His recordings were much sought after for their quality - capturing the expanse of the stage plus the great ambience of the halls. His close proximity eliminated any echo from his recordings. All the instruments recorded right off the front speakers. Plant’s voice is crystal clear. But Millard had a habit of marking his tapes when he copied them for another collector or fan. He would, for instance, lower the levels when transferring the audio to a VHS tape or lower the volume in mid-song when making a cassette copy. It has been said he detested bootleggers who pressed up his recordings onto vinyls or CDs to sell. To that end, he kept a log of all the trades he made with clear indications of what markings he did to the tapes. That way, he knew which of his trades were sent to bootleggers.

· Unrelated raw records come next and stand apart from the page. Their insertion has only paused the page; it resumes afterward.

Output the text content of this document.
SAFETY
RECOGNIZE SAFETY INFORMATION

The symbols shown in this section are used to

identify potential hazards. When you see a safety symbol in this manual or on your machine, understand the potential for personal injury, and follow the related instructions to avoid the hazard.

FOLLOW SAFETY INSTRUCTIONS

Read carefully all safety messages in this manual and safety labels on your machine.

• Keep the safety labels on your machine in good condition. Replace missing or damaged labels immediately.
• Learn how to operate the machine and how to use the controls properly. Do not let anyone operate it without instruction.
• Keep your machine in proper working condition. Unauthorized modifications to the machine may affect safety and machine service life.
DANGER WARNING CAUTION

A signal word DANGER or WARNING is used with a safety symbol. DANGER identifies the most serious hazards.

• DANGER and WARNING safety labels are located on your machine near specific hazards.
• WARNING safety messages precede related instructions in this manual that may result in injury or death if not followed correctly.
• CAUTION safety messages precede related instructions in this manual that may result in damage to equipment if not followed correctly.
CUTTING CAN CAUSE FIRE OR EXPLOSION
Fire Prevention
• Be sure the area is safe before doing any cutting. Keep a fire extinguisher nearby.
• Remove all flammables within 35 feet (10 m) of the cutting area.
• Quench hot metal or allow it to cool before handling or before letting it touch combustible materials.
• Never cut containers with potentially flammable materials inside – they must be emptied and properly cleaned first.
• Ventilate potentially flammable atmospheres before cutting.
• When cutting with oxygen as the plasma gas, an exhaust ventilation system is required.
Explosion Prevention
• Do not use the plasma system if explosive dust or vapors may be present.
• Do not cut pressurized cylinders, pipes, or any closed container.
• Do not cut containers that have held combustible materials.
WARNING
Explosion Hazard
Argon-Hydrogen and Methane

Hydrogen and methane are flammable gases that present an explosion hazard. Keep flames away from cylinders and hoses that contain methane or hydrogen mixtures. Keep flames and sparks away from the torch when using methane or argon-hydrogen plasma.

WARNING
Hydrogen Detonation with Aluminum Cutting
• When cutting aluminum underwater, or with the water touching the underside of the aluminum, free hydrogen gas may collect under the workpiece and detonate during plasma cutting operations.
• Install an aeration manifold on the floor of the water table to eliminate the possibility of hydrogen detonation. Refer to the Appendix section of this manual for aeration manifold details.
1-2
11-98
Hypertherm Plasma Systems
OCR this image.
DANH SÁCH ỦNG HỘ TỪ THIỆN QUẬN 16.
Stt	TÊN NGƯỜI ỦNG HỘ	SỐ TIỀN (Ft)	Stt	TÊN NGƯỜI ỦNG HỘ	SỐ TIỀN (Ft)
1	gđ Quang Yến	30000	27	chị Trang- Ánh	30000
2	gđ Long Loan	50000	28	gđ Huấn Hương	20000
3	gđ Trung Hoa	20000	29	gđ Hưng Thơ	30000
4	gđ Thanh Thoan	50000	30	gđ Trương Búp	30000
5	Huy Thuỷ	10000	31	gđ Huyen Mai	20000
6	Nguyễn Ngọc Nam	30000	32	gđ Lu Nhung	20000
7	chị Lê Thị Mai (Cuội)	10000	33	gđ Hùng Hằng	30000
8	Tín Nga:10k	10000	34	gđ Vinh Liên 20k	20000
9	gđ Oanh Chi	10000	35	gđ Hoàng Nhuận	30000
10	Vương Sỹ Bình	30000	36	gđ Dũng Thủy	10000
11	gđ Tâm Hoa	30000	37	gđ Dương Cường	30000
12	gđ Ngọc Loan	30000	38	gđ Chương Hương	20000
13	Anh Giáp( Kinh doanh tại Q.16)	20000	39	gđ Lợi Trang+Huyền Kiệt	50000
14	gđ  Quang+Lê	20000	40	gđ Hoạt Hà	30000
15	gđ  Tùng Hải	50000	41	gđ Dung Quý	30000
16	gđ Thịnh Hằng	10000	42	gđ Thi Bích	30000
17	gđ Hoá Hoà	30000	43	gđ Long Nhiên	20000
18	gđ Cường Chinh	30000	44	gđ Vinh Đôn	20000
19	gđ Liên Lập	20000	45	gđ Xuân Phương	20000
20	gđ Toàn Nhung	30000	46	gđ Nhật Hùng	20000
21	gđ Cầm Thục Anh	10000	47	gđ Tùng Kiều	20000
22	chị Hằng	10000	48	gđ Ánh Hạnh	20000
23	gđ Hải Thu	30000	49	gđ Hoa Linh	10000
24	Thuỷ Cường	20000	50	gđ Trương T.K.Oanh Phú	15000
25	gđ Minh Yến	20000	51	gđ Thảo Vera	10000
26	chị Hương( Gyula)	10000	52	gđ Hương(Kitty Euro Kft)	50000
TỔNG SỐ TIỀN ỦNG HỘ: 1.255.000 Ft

He worked as a custodian in a public school. In a fit of depression, he committed suicide in 1990. His friends say he destroyed all copies of his Led Zeppelin recordings. What has survived are the first generation copies he made and shared freely with other Zep fans. These are what are now being traded back and forth.
Millard was active from 1974 to the ‘80s and was said to have taped shows by Led Zeppelin, Pink Floyd, Yes, The Rolling Stones, The Who, Jethro Tull and even Kansas. To date, we have never found a copy of his Who or Tull recordings. The non-Zeppelin masters are known to be in possession of Millard’s family. Hopefully, someday they will be shared again.
VERY desirable as it is one of very few FULL 1975 concert boots available. It contains the best-existing versions of Dick Parry performing a saxophone solo in "Echoes" and the prototype "Raving and Drooling" and "You've Gotta Be Crazy", which would eventually become "Sheep" and "Dogs" respectively.
After You Gotta Be Crazy, Dave Gilmour says "It was a cruel song.... But fair. The next tune we're going to do for you is another new number, it's called 'Shine On You Crazy Diamond'. It has something to do with Syd Barrett who some of you might remember..... & some of you probably won't."